Elle la mit dans son sac à main qu'elle avait presque vidé pour la circonstance. Au moment où elle ouvrit la portière je lui touchai le bras et lui dis pour la première fois que je l'aimais. C'est bien cela que disait cette lettre écrite dans le train, mais je n'avais jamais osé lui déclarer ces mots de vive voix. Elle me sourit, me prit la main et la posa sur sa poitrine, côté cœur.

- Tu sens comme j'ai peur ?

- Ça ira, la rassurai-je, en ayant tout aussi peur qu'elle.

Elle sortit de la Renault 8 et je la vis s'avancer d'un pas décidé avec sa démarche de mannequin, l'allure conquérante, son sac à lanière sur l'épaule, en direction de la 404. Il faisait quasiment nuit à présent et je ne distinguais au loin que des silhouettes et des ombres. Les phares de la 404 m'éblouissaient et le lampadaire situé à proximité ne donnait qu'une lumière blafarde.

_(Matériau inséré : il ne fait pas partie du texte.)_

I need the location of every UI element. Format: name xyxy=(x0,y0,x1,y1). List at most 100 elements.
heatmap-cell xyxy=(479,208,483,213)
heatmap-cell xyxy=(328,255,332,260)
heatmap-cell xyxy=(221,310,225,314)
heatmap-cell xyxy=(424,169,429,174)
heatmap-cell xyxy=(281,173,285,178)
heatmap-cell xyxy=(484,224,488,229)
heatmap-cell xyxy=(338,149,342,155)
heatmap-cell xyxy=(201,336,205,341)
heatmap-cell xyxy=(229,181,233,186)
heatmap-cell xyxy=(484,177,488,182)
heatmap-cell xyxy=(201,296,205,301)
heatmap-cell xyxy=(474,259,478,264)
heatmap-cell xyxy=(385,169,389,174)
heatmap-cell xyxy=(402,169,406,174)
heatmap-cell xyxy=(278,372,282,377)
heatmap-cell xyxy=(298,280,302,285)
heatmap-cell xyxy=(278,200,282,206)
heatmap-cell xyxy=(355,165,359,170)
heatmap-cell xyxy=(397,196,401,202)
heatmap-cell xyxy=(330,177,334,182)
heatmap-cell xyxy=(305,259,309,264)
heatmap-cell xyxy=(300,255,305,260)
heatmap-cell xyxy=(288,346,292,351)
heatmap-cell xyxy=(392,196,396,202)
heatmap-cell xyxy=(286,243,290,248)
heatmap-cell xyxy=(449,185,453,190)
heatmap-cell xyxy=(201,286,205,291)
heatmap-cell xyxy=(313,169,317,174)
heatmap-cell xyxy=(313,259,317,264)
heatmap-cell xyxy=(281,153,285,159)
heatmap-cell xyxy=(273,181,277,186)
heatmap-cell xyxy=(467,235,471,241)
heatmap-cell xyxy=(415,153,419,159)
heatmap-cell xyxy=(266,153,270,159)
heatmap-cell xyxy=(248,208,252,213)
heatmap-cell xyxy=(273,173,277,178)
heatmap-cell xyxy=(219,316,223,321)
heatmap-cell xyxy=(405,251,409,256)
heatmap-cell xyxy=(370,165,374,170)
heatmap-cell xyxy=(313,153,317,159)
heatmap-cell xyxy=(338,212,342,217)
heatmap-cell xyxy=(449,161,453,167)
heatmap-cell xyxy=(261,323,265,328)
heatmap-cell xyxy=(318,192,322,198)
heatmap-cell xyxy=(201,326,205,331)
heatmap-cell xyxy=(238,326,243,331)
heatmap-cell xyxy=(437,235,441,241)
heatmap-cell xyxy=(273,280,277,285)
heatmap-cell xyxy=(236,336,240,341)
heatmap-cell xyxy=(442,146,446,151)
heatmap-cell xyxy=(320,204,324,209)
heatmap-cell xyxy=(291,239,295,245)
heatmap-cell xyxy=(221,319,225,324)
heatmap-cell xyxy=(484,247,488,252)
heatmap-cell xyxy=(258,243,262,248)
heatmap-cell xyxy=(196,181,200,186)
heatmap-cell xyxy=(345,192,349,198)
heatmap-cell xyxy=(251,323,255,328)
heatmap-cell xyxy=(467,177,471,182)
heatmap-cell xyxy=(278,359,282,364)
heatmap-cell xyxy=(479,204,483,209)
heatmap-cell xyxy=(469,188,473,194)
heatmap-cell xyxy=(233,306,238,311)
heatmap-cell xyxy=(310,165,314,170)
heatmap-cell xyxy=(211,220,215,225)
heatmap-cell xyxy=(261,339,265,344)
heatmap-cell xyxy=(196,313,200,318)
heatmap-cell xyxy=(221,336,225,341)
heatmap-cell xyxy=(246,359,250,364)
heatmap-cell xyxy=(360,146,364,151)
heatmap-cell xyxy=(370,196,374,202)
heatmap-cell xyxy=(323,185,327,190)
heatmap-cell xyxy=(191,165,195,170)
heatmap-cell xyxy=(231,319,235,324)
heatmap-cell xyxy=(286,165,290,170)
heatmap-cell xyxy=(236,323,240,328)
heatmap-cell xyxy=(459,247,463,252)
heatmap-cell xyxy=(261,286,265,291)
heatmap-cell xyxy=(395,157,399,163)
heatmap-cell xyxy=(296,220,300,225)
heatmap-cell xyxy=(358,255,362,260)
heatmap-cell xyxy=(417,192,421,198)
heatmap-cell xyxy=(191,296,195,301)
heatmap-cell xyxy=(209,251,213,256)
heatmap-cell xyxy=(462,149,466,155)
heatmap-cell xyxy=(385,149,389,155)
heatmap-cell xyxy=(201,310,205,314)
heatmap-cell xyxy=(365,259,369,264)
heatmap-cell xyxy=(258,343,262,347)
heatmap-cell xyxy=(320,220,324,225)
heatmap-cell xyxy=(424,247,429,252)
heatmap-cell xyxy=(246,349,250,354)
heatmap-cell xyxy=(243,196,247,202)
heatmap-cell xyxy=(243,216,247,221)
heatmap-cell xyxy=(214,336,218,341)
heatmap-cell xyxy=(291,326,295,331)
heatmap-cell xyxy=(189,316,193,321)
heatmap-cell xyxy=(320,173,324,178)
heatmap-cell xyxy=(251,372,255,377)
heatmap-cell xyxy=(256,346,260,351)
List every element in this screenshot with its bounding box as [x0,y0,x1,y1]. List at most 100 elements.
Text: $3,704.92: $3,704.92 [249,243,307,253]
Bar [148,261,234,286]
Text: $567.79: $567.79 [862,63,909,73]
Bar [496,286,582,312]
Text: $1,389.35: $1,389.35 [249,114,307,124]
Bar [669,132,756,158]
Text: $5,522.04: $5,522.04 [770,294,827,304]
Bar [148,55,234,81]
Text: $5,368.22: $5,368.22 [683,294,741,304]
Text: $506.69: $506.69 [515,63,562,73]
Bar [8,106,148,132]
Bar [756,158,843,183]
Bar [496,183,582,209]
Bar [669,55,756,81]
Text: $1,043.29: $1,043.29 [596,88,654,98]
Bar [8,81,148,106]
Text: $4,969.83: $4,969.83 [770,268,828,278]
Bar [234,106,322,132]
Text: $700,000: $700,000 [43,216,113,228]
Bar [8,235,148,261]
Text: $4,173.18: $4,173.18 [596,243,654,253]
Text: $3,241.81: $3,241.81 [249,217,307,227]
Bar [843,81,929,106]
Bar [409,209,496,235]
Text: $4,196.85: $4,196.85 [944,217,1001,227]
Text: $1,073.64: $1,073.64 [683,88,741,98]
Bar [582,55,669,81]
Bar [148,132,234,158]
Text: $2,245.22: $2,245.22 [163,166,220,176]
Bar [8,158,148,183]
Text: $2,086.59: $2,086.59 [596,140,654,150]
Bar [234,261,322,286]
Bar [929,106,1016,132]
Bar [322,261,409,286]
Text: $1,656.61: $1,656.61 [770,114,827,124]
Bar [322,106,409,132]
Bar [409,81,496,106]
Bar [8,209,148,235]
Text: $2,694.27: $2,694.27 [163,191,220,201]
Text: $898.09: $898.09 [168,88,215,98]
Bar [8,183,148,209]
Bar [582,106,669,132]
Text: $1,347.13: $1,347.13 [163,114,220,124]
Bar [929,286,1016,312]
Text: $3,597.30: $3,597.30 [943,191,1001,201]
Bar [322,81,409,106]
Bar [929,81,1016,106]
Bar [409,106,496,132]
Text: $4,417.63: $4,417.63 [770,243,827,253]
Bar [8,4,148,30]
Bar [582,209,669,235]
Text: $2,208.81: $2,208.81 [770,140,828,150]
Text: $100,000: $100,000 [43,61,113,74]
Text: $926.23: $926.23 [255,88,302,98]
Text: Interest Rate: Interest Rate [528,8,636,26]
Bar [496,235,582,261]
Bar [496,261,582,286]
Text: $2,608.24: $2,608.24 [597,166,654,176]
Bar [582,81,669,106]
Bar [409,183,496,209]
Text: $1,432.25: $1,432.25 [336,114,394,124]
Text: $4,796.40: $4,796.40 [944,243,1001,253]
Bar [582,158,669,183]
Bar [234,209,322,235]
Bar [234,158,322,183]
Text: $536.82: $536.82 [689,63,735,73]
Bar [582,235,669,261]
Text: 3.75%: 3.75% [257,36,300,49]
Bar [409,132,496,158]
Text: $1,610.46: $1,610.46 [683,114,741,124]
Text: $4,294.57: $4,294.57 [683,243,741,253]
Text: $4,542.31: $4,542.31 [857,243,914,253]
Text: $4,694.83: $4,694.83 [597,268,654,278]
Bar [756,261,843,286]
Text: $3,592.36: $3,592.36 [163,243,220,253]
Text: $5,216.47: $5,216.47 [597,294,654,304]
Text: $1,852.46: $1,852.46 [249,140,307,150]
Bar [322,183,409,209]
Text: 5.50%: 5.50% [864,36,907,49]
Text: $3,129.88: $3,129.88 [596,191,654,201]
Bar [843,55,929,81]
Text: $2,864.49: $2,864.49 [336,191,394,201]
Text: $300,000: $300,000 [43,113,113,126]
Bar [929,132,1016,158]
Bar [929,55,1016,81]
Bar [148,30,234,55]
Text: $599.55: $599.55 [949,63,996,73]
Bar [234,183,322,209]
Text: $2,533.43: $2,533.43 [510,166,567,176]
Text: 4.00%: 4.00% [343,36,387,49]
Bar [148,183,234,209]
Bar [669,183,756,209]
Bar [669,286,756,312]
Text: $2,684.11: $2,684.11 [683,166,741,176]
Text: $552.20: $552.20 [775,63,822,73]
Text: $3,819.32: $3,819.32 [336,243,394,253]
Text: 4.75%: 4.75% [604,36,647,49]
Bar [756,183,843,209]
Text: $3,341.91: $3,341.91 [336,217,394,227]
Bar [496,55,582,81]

Je vis deux hommes sortir de la voiture. Le premier, qui était descendu côté conducteur, semblait être très grand. Il est resté près de la portière tandis que l'autre s'est dirigé vers Ann et l'a arrêtée à quelques mètres du véhicule. La discussion paraissait animée et se prolongeait. L'homme tendait une main, probablement pour récupérer l'enveloppe. Et Ann, ainsi que nous en étions convenus, insistait pour voir sa sœur et le petit. L'homme est alors retourné vers la 404 et a ouvert la portière avant, côté passager. Il est resté penché un moment, vers l'intérieur. Une femme de forte corpulence est descendue peu après, et je me suis dit que ce ne pouvait être Angel, la sœur d'Ann. Logiquement, celle-ci devait être à l'arrière du véhicule avec le petit, et certainement pas à l'avant. Les deux hommes sont restés près de la voiture et la femme s'est dirigée vers Ann. Je les ai vues discuter pendant quelques instants. Puis elle s'est retournée pour faire un signe à l'un des hommes qui a ouvert la portière arrière de la 404. Une femme, qui paraissait tout aussi grande qu'Ann, en est sortie, et le petit garçon. Je l'ai très nettement entendu crier « Maman » dans la nuit. Il a voulu courir vers sa mère mais l'homme l'a retenu. La femme corpulente était à nouveau face à Ann, le bras tendu vers elle. Ann a ouvert son sac et lui a remis l'enveloppe. La femme est retournée sur ses pas en direction de la 404 pour rejoindre le groupe formé par ses deux acolytes, le petit Arno et Angel. Je me suis dit que tout se jouait maintenant et je n'étais pas fier. Ann était restée au même endroit, à une dizaine de mètres de la 404. Elle ne devait pas en mener plus large que moi. Je me demandais qui pouvait être la femme corpulente. Visiblement, c'était elle qui dirigeait les opérations. Elle examinait les documents et j'ai tout de suite eu l'impression, à ce moment, que quelque chose se déréglait. Je l'ai vue brandir les lettres devant les autres, revenir vers Ann d'un pas décidé pendant que les deux hommes poussaient le petit et sa tante à l'intérieur de la voiture. J'ai pensé qu'elle venait certainement de démasquer mon travail de copiste. Mais qui pouvait-elle être pour parvenir aussi vite à cette conclusion ? Les femmes paraissaient se disputer maintenant, et même en venir aux mains. La femme corpulente bousculait Ann, l'injuriait, à en croire les cris qui s'élevaient dans la nuit, et Ann se défendait comme elle pouvait, en la bousculant à son tour.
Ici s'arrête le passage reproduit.